3.   Armstrong asserted that Diraimo violated the Fourteenth Amendment “[b]ecause everyone who is similarly situated as me, being a prisoner, has to be treated all the same way. So if he’s pat searching me inappropriately, but not pat searching anyone else inappropriately, then he’s just being discriminatory towards me.” Dkt. #46-1 at 20.

4.   Accordingly, we need not address whether the incident on October 8 satisfied the objective element.

5.   Diraimo’s response to Armstrong’s objection to the search—that he “do[es] the fuck what [he] want[s]”—does not signify that the search was sexually motivated; rather, it was Diraimo’s unsophisticated justification for the search.
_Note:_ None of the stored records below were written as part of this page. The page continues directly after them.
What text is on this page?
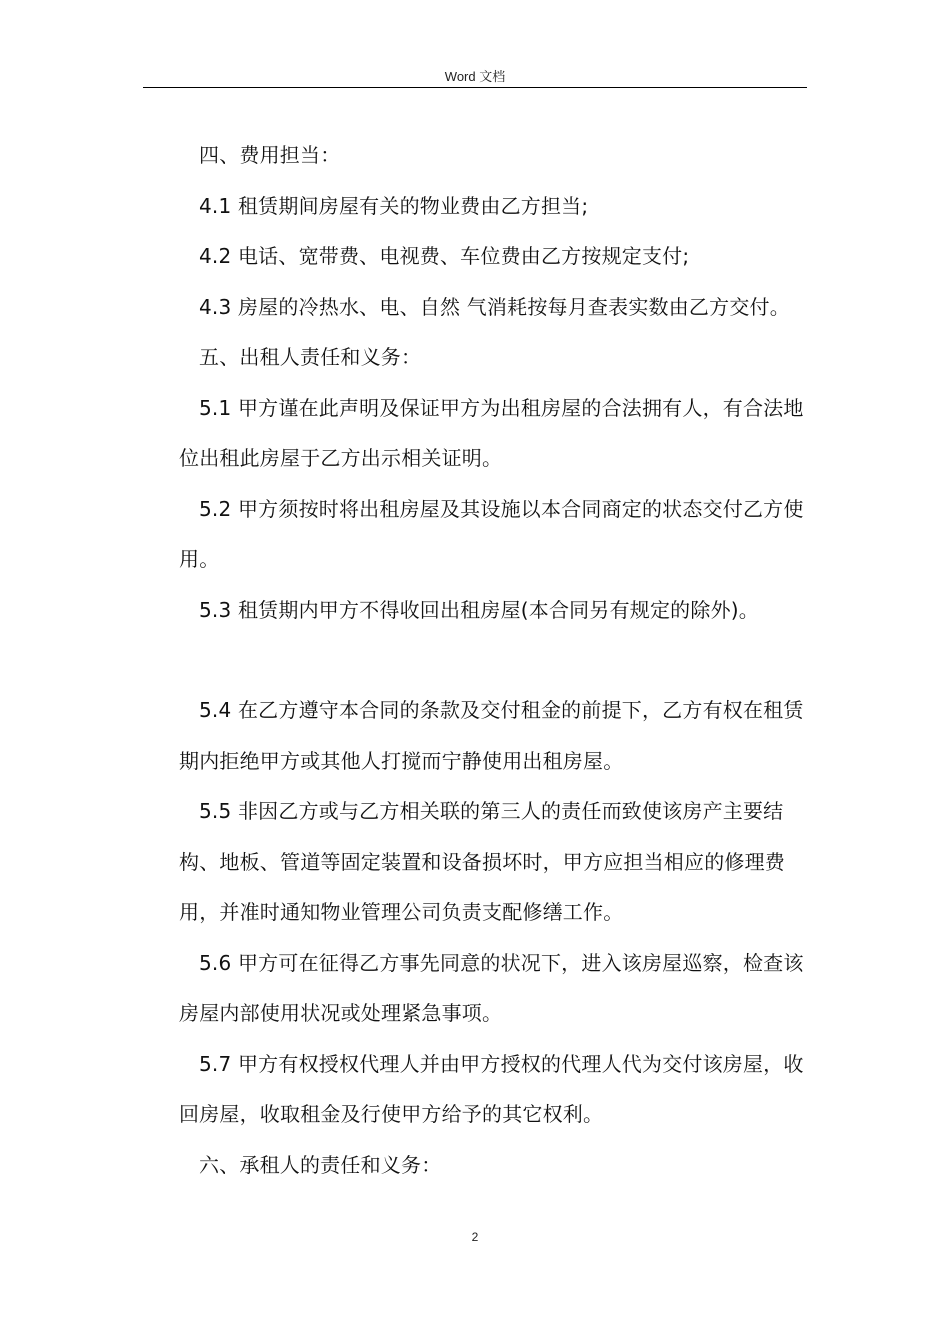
Word 文档

四、费用担当：

4.1 租赁期间房屋有关的物业费由乙方担当;

4.2 电话、宽带费、电视费、车位费由乙方按规定支付;

4.3 房屋的冷热水、电、自然 气消耗按每月查表实数由乙方交付。

五、出租人责任和义务：

5.1 甲方谨在此声明及保证甲方为出租房屋的合法拥有人，有合法地位出租此房屋于乙方出示相关证明。

5.2 甲方须按时将出租房屋及其设施以本合同商定的状态交付乙方使用。

5.3 租赁期内甲方不得收回出租房屋(本合同另有规定的除外)。

5.4 在乙方遵守本合同的条款及交付租金的前提下，乙方有权在租赁期内拒绝甲方或其他人打搅而宁静使用出租房屋。

5.5 非因乙方或与乙方相关联的第三人的责任而致使该房产主要结构、地板、管道等固定装置和设备损坏时，甲方应担当相应的修理费用，并准时通知物业管理公司负责支配修缮工作。

5.6 甲方可在征得乙方事先同意的状况下，进入该房屋巡察，检查该房屋内部使用状况或处理紧急事项。

5.7 甲方有权授权代理人并由甲方授权的代理人代为交付该房屋，收回房屋，收取租金及行使甲方给予的其它权利。

六、承租人的责任和义务：

2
See Crawford, 796 F.3d at 258 (noting prison officials looking for contraband may subject inmates to cavity searches that are of an “intensely personal nature”). Diraimo’s subsequent statement that he had “felt bigger” is a juvenile taunt. To be sure, Diraimo’s comments were inappropriate and unprofessional, but neither comment suggests a “culpable state of mind” indicating that the search was undertaken maliciously or for the purpose of sexually abusing Armstrong. See id. at 256.